O conhecimento e compreensão que a China tem sobre o Ocidente, nomeadamente sobre os EUA, são hoje muito maiores do que as ideias e mitos que o Ocidente e os EUA, em particular, julgam saber sobre a China. Após anos de votos de pobreza, Deng Xiaoping iniciou reformas (que Zemin e Jintao, mais burocratas e tecnocratas, continuaram), mudando o país e alterando a percepção que a China tem sobre o Mundo e sobre a América. Com uma economia florescente, não beligerante em guerras externas, com estabilidade e segurança, melhores salários, maiores níveis de escolaridade e de esperança de vida, os académicos chineses que antes eram chamados e ouvidos pelo Governo chinês sobre como replicar o sucesso económico americano, são hoje auscultados sobre como evitar os falhanços, desastres e as crises financeiras que assolaram os EUA e os seus aliados europeus à escala da economia mundial. Antes, estudavam o seu sucesso, agora aprendem com os seus erros.
A visão idílica que a China tinha sobre os EUA foi sendo substituída por uma antipatia e um desconforto que a visita de Nancy Pelosi a Taiwan e os últimos anos da política internacional norte-americana só acentuaram. A marca de distanciamento de Joe Biden relativamente à visita da presidente da Câmara dos Representantes, ecoou em silêncio durante duas semanas. Finalmente, abordando o assunto, Biden limita-se a dizer que a visita foi "uma decisão de Pelosi". O desconforto da Administração, Pentágono, Casa Branca e Serviços Secretos norte-americanos sempre foi evidente. Durante semanas, a China alertou os EUA sobre os danos que uma visita de Pelosi a Taiwan iria criar nas relações diplomáticas entre Pequim e Washington. O sinal de alarme foi claro: "não brinquem com o fogo", palavras de Xi Jinping. Nancy Pelosy não pôs em causa a política americana de "ambiguidade" em relação à China. A independência não fez parte da mala diplomática. Mas o "timing" faz a História.

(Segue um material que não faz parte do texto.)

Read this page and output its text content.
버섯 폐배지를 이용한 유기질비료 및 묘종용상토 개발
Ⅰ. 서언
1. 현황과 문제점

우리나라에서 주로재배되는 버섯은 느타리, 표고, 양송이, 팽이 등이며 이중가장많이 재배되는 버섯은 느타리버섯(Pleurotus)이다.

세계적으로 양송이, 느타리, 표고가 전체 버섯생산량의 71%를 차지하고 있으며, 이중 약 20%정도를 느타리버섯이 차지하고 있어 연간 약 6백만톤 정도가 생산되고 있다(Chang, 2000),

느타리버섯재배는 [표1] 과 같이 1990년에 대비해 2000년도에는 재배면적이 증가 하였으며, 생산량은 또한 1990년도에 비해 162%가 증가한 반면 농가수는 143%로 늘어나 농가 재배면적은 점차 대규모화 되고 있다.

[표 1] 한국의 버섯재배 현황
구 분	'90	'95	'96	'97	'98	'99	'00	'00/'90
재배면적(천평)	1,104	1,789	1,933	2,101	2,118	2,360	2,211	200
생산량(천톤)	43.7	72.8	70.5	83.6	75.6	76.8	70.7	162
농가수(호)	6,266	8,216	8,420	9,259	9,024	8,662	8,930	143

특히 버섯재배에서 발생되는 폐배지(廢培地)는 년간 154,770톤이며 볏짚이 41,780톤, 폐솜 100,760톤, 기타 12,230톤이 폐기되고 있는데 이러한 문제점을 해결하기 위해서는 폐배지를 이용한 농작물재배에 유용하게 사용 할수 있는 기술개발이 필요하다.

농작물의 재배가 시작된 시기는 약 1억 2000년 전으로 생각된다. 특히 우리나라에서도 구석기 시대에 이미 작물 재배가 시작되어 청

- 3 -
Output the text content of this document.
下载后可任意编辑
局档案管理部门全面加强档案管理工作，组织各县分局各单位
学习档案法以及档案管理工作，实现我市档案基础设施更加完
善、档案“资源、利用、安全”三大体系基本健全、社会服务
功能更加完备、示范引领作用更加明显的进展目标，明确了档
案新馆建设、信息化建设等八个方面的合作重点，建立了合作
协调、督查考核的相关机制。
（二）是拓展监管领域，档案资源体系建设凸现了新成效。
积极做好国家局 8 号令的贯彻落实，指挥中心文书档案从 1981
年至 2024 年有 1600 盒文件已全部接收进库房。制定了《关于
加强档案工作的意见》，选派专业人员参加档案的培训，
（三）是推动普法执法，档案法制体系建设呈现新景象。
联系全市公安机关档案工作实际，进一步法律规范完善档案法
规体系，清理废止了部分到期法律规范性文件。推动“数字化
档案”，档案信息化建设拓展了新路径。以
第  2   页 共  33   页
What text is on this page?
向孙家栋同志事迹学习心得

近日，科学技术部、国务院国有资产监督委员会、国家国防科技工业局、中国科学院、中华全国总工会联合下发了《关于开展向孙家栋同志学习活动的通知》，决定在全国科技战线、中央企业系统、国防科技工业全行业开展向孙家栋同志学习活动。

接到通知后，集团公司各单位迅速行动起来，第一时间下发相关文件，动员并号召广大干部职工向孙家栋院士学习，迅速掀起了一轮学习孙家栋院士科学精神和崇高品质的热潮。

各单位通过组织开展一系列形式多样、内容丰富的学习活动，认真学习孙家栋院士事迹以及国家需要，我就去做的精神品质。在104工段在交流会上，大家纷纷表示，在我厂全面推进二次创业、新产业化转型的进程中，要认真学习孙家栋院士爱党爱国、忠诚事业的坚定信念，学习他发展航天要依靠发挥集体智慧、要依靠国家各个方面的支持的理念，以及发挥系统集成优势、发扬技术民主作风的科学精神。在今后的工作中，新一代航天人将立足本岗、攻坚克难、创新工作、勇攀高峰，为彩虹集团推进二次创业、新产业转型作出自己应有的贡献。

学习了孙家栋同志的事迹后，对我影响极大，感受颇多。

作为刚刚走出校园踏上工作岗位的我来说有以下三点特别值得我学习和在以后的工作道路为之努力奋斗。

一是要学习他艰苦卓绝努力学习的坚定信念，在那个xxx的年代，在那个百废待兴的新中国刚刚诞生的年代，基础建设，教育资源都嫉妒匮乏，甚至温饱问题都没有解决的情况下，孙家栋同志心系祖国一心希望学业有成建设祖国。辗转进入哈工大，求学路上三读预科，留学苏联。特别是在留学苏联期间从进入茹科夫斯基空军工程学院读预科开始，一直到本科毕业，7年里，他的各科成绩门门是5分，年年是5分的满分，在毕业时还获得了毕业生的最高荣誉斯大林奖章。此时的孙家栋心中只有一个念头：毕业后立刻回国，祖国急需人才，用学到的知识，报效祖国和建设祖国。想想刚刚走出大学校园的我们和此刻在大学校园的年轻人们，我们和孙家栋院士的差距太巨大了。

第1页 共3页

O mal-estar entre China e os EUA não vem de agora. Pode até dizer-se que o sentimento antiamericano cresce desde o ataque à embaixada chinesa em Belgrado, durante a guerra do Kosovo. Ou, mais recentemente, com as políticas de Trump que acusou a China pela pandemia e instigou a taxas adicionais às exportações chinesas. Com Biden, nada melhorou significativamente, sobretudo face à posição "expectante" da China relativamente à guerra de Putin na Ucrânia, aos direitos humanos e à agressividade chinesa pela influência no Sul do Pacífico, Ásia ou África, entre outros argumentos de tracção interna ou internacional. Mas, menos de 24 horas em Taipei, foram o rebuçado que Xi Jinping desejava para tentar fazer esquecer o actual desempenho económico menos bom do país, o sentimento de discordância na luta contra a pandemia e alimentar o sentimento nacionalista chinês, no momento em que se aproxima uma inusitada recondução para um terceiro mandato quase imperial. A paciência chinesa não é um mito e transforma-se em tempo, sólida.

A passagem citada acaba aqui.